Intel iAPX 432 microprocessor
Introduced in 1981 as the next great computer architecture after Intel's x86 line. Considered one of the most complicated microprocessors ever built, it delivered low performance and went nowhere in the market.
Intel i860
Introduced in 1989, this was Intel's second attempt to replace their x86 line with a new VLIW architecture. Like the i432 before, it did not succeed in the marketplace as a general-purpose microprocessor, though it was adopted for use in some embedded controllers.
Intel made a third attempt to replace their x86 line with a second generation VLIW CPU in 2001, after 7 years of development and billions of dollars spent. The first Itanium (called "the Itanic" by some detractors) proved an utter technical and commercial failure. The Itanium 2, released a year later, improved the chip in some areas.
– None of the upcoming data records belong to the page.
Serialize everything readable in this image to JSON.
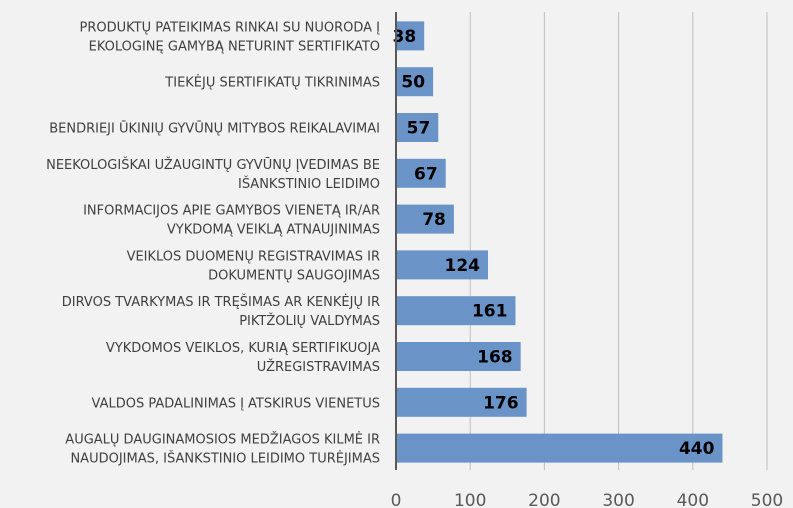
{
  "chart_data": {
    "type": "bar",
    "orientation": "horizontal",
    "categories": [
      [
        "PRODUKTŲ PATEIKIMAS RINKAI SU NUORODA Į",
        "EKOLOGINĘ GAMYBĄ NETURINT SERTIFIKATO"
      ],
      [
        "TIEKĖJŲ SERTIFIKATŲ TIKRINIMAS"
      ],
      [
        "BENDRIEJI ŪKINIŲ GYVŪNŲ  MITYBOS REIKALAVIMAI"
      ],
      [
        "NEEKOLOGIŠKAI UŽAUGINTŲ GYVŪNŲ ĮVEDIMAS BE",
        "IŠANKSTINIO LEIDIMO"
      ],
      [
        "INFORMACIJOS APIE GAMYBOS VIENETĄ IR/AR",
        "VYKDOMĄ VEIKLĄ ATNAUJINIMAS"
      ],
      [
        "VEIKLOS DUOMENŲ REGISTRAVIMAS IR",
        "DOKUMENTŲ SAUGOJIMAS"
      ],
      [
        "DIRVOS TVARKYMAS IR TRĘŠIMAS AR KENKĖJŲ IR",
        "PIKTŽOLIŲ VALDYMAS"
      ],
      [
        "VYKDOMOS VEIKLOS, KURIĄ SERTIFIKUOJA",
        "UŽREGISTRAVIMAS"
      ],
      [
        "VALDOS PADALINIMAS Į ATSKIRUS VIENETUS"
      ],
      [
        "AUGALŲ DAUGINAMOSIOS MEDŽIAGOS KILMĖ IR",
        "NAUDOJIMAS, IŠANKSTINIO LEIDIMO TURĖJIMAS"
      ]
    ],
    "values": [
      38,
      50,
      57,
      67,
      78,
      124,
      161,
      168,
      176,
      440
    ],
    "xlim": [
      0,
      500
    ],
    "xticks": [
      "0",
      "100",
      "200",
      "300",
      "400",
      "500"
    ],
    "grid": true,
    "bar_color": "#6a93c8",
    "grid_color": "#bfbfbf",
    "axis_color": "#595959"
  }
}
However timid management at competing companies, scared by the Itanium, abandoned the DEC Alpha and an advanced version of the SPARC, giving Intel less competition; in this sense it may have been a success for Intel. AMD beat Intel to a 64 bit extension to x86, and Intel was forced to reverse-engineer the chip made by the people that made a living copying Intel instruction sets.
Rambus's RDRAM
RDRAM can arguably be considered a flop. Competitors feared that Intel was trying to control the memory market through Rambus, so they joined together to develop DDR SDRAM. DDR SDRAM offered comparable performance to RDRAM and was much less expensive. This forced Intel to abandon exclusive support for RDRAM. As of 2004, Intel has abandoned RDRAM with all new products using DDR SDRAM or DDR2 SDRAM. (RDRAM's successor XDR DRAM is used by the IBM/Sony/Toshiba "Cell" processor.)
Sony HiFD
Intended to replace the 3.5 inch floppy drive, but was prevented from doing so due to an early recall, compatibility problems, and the rise of cheap recordable CDs. Tecnology is awesome by pakiman

Software flops[edit]

Adobe LiveMotion
Adobe's animated vector graphics program, which failed to compete with Macromedia's Flash. Adobe bought out Macromedia in 2005.
IBM's OS/2
re-launched as "OS/2 WARP" around 1994.

Originally developed as a replacement for DOS, in partnership with Microsoft. APIs were rationalized, so were usually incompatible with Windows. Consistently mismanaged by IBM, who failed to market it properly in the mid-1990s against the Microsoft Windows juggernaut, it nevertheless still retains a small number of loyal users. Unlike Windows 3.0, it was originally based on the capabilities of the Intel 286 rather than the more powerful Intel 386, although OS/2 2.0 was a 32-bit operating system using the 386's capabilities.

Microsoft Bob
This "user-friendly" replacement for the Windows 3.1x interface was one of the biggest flops to ever come out of Microsoft.
Microsoft Windows 1.0 and Windows 2.0
Microsoft's first two major versions of the Windows graphic environment failed due to high system requirements at the time, and were largely ignored. Microsoft's first successful version of Windows was Windows 3.0 which was the first environment (running on the DOS operating system) to really leverage the power of the Intel 386.